Malian security forces yesterday stormed a hotel used by United Nations staff and freed four hostages held there by suspected Islamist militants during a nearly 24-hour siege in which 12 people died.

The gunmen had seized the Byblos Hotel in the town of Sevare, around 600 km northeast of the west African nation’s capital Bamako, early on Friday and held off government troops who quickly surrounded the building.

The attack, far to the south of the Islamist militants’ traditional desert strongholds, was the latest in what appears to be a growing campaign against Malian soldiers and UN personnel by remnants of an al-Qaeda-linked insurgency.

“(The siege) seems to be over and it has ended well,” said a Malian Defence Ministry spokesman, Colonel Diaran Koné. “We freed the four hostages. But unfortunately we also found three bodies at the site.”

A spokeswoman for Mali’s UN peacekeeping mission, Minusma, said four UN contractors – two from South Africa along with a Russian and a Ukrainian – had been freed in the pre-dawn raid by security forces.

“At no point were they discovered by the terrorists in the hotel. They were hiding,” Radhia Achouri said, adding that the mission was verifying whether any other Minusma personnel were present inside the hotel.

Three hostages died during the ordeal, Malian government spokesman Choguel Kokala Maiga said. A Malian military spokesman said they were from South Africa, Russia and Ukraine.

South Africa’s Foreign Ministry confirmed that two of its citizens were safe while a 38-year-old Pretoria resident working for an aviation company contracted with Minusma had died.

Seven suspects have been arrested in connection with the attack

Five soldiers and four gunmen, including one who officials earlier said was strapped with explosives, were also killed, he said.

Ukraine and Russia had previously confirmed that their citizens were among the hostages. Russian news agencies, citing a press attache at Moscow’s embassy in Mali, said a Russian hostage employed by the airline UTair was among those freed yesterday.
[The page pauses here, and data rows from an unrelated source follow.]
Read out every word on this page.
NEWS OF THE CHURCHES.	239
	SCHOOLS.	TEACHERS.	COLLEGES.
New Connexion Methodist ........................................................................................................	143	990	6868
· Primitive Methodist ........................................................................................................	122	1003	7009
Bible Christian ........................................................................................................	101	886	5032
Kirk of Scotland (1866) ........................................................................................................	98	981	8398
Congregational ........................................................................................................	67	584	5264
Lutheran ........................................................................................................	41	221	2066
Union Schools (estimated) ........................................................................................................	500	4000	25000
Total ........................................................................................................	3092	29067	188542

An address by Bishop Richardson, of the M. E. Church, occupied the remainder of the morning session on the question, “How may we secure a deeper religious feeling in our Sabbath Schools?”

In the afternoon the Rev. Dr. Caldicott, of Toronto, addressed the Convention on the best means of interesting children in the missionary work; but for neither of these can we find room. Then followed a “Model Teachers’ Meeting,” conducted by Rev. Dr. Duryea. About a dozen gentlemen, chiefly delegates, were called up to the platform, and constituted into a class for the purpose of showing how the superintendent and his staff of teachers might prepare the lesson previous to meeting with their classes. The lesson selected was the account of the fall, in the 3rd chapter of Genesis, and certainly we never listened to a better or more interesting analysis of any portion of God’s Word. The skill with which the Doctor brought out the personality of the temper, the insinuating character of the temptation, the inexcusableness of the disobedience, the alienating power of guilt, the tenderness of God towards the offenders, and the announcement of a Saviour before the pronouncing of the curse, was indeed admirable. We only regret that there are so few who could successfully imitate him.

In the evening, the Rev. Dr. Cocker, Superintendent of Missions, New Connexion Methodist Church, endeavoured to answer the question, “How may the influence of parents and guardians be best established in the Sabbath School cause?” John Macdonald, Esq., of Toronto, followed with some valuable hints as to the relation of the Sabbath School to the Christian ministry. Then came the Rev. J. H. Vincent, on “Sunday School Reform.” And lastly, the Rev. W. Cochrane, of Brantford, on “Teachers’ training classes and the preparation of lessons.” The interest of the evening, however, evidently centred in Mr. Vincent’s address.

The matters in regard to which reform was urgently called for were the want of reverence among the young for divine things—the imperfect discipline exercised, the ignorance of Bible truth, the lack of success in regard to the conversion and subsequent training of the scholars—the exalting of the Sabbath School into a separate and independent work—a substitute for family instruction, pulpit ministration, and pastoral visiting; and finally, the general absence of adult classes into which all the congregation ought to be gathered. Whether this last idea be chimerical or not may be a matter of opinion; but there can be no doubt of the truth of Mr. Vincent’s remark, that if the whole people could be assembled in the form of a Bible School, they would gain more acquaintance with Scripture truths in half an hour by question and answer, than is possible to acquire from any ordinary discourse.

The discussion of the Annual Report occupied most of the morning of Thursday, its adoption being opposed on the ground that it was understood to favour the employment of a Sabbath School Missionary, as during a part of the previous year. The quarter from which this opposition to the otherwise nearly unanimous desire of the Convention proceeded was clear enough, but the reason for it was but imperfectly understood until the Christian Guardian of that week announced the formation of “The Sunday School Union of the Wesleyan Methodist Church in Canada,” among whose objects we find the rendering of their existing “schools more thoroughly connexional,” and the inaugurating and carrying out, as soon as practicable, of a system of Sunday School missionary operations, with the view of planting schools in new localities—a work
Seven suspects have been arrested in connection with the attack, according to a government statement released late on Friday.

A 2013 French-led military operation drove back Islamist fighters, who had taken advantage of an ethnic Tuareg rebellion and a military coup to seize territory in the north a year earlier. While the United Nations has managed to broker a tenuous peace agreement between the government and Tuareg separatists, Islamist fighters left out of the negotiations have mounted an insurgency.

Former colonial ruler France and other Western and regional nations fear Islamist fighters could turn the remote region into a launch pad for attacks further afield if they regain power there.

Describing the security forces’ operation early yesterday, a Sevare resident living near the hotel told Reuters: “The assault... took place between four and five o’clock this morning. We didn’t hear heavy weapons this time. There was just some small arms fire.”

On Friday Malian forces had used heavy weapons, including rocket-propelled grenades, in a failed attempt to dislodge the gunmen that then gave way to the prolonged stand-off.

The resident and a Malian military source said a special unit of the Malian gendarmes had carried out yesterday’s pre-dawn raid.

Koné, the Defence Ministry spokesman, said that French forces had backed the operation. But a French army spokesman said French soldiers had not been directly involved in the assault on the hotel.

“We played a coordination role with Minusma and the Malian armed forces, but this is a normal role that we play all the time,” the official said.